J’ai mesuré 3 mm de correction sur le gond du bas. La trace brillante en arc de cercle sur le seuil s’est arrêtée net, et la peinture lustrée a quitté la zone de contact. À l’œil, le jeu est devenu régulier du haut en bas, sans triangle bizarre d’un seul côté.
Le point délicat, c’était de soutenir le vantail. Sans le cric pour soutenir le vantail, le portail redescendait d’un coup dès que je desserrais, et je perdais tout le réglage fait. Sur ce premier portail, les écrous de blocage étaient un peu grippés, et la vis de réglage résistait au départ. J’ai dû resserrer les écrous seulement après le dernier test, sinon la position glissait à la première ouverture.

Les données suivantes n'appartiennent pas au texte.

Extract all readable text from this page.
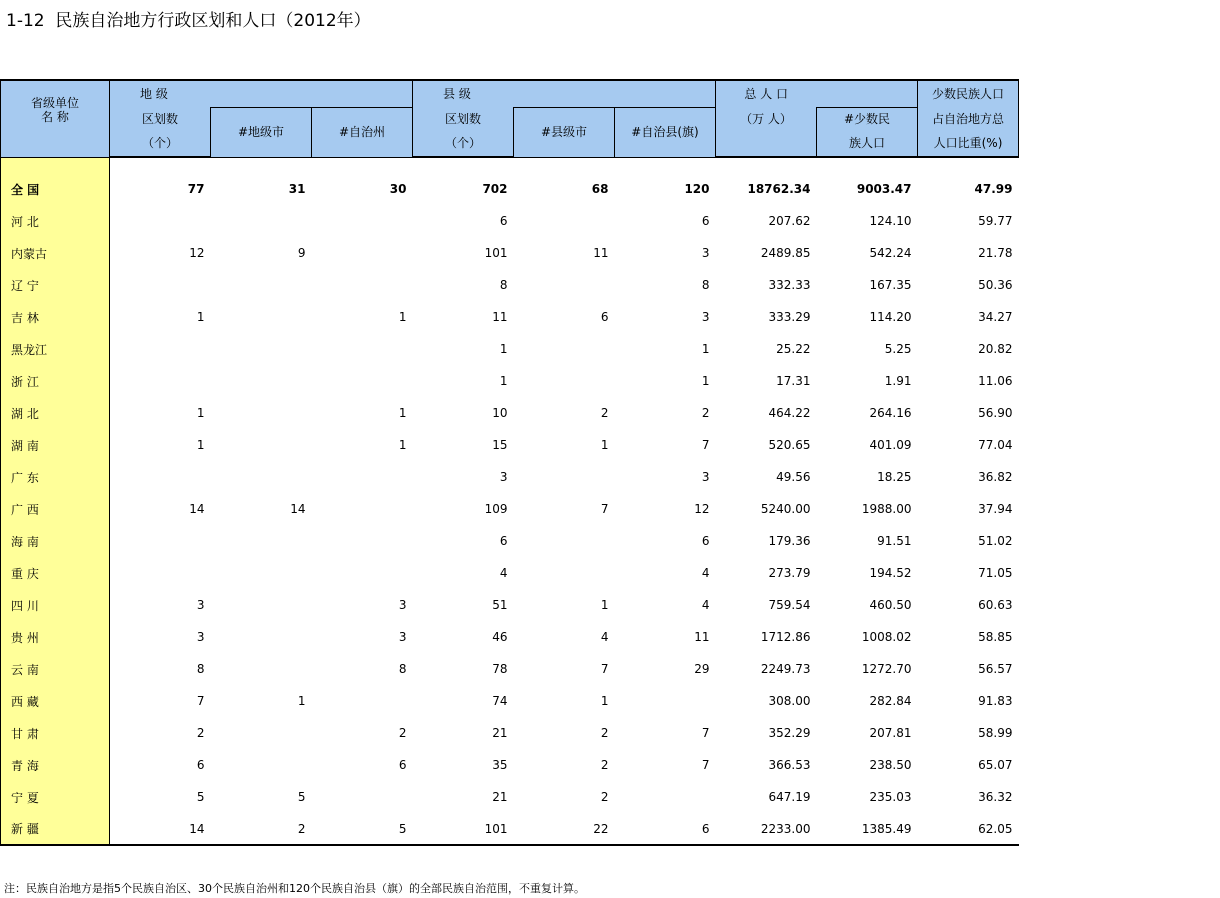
1-12  民族自治地方行政区划和人口（2012年）
省级单位
名 称	地 级			县 级			总 人 口		少数民族人口
	区划数	#地级市	#自治州	区划数	#县级市	#自治县(旗)	（万 人）	#少数民	占自治地方总
	（个）			（个）				族人口	人口比重(%)

全 国	77	31	30	702	68	120	18762.34	9003.47	47.99
河 北				6		6	207.62	124.10	59.77
内蒙古	12	9		101	11	3	2489.85	542.24	21.78
辽 宁				8		8	332.33	167.35	50.36
吉 林	1		1	11	6	3	333.29	114.20	34.27
黑龙江				1		1	25.22	5.25	20.82
浙 江				1		1	17.31	1.91	11.06
湖 北	1		1	10	2	2	464.22	264.16	56.90
湖 南	1		1	15	1	7	520.65	401.09	77.04
广 东				3		3	49.56	18.25	36.82
广 西	14	14		109	7	12	5240.00	1988.00	37.94
海 南				6		6	179.36	91.51	51.02
重 庆				4		4	273.79	194.52	71.05
四 川	3		3	51	1	4	759.54	460.50	60.63
贵 州	3		3	46	4	11	1712.86	1008.02	58.85
云 南	8		8	78	7	29	2249.73	1272.70	56.57
西 藏	7	1		74	1		308.00	282.84	91.83
甘 肃	2		2	21	2	7	352.29	207.81	58.99
青 海	6		6	35	2	7	366.53	238.50	65.07
宁 夏	5	5		21	2		647.19	235.03	36.32
新 疆	14	2	5	101	22	6	2233.00	1385.49	62.05
注：民族自治地方是指5个民族自治区、30个民族自治州和120个民族自治县（旗）的全部民族自治范围，不重复计算。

Quand j’ai voulu forcer la fermeture après un essai, la peinture s’est écaillée sur 6 cm et le frottement est revenu plus sec. J’ai compris que le portail ne pardonne pas les à-peu-près. J’étais sûre de moi au troisième essai, puis je suis devenue plus lente, et le résultat s’est tenu.
Le jour où j’ai compris que ça ne marchait pas sur le portail au poteau instable
L’autre portail m’a vite calmée. Le poteau bois avait un scellement ancien, fissuré sur le côté, et je sentais une petite bascule quand j’appuyais à la main. Le gond travaillait mal, avec un bruit sourd au moment où tout le poids passait en bas.
J’ai essayé le réglage cran par cran, et le soir le portail fermait presque bien, mais le lendemain matin, le vantail avait repris un jeu bizarre et frottait à nouveau au même endroit. La première fois, j’ai serré trop vite les contre-écrous avant le test final, et le portail s’est décalé à la première ouverture. Quand je n’ai agi que sur le gond du haut, le bas s’est remis à frotter.
J’ai posé le niveau et j’ai mesuré 4 mm de déplacement entre deux ouvertures complètes. À ce moment-là, je me suis sentie un peu bête, parce que j’avais travaillé sur le gond sans corriger la base. La trace de frottement restait visible en arc de cercle sur la face intérieure du pilier, et pas seulement sur le seuil.
Là, je n’ai pas insisté. Pour ce type de cas, je passe par un maçon ou un serrurier-métallier, parce que le réglage des gonds ne rattrape pas un poteau qui bouge. Je ne sais pas faire mieux sans toucher au scellement, et je préfère le dire clairement.
Mon bilan factuel après ce week-end à jouer du cran et de la clé
Au total, j’ai passé 9 heures sur ce week-end, 5 sur le premier portail et 4 sur le second. Sur le poteau sain, j’ai gagné 3 mm, le frottement a disparu, la serrure s’est réalignée, et je n’ai plus eu besoin de soulever le vantail. Sur le poteau instable, le même geste n’a pas tenu.
Je suis rentrée avec les mains noircies, et j’ai aussi gardé le souvenir des 27 euros de petites fournitures, parce que je n’ai pas dépassé ce budget pour le premier réglage. J’ai relu ce résultat avec les repères de l’ADEME sur l’entretien raisonné. Sur le premier portail, 3 mm ont suffi; sur le second, le réglage n’a pas tenu. Au bout du compte, le geste est utile quand le poteau est sain, mais il ne remplace pas une reprise du support quand celui-ci bouge.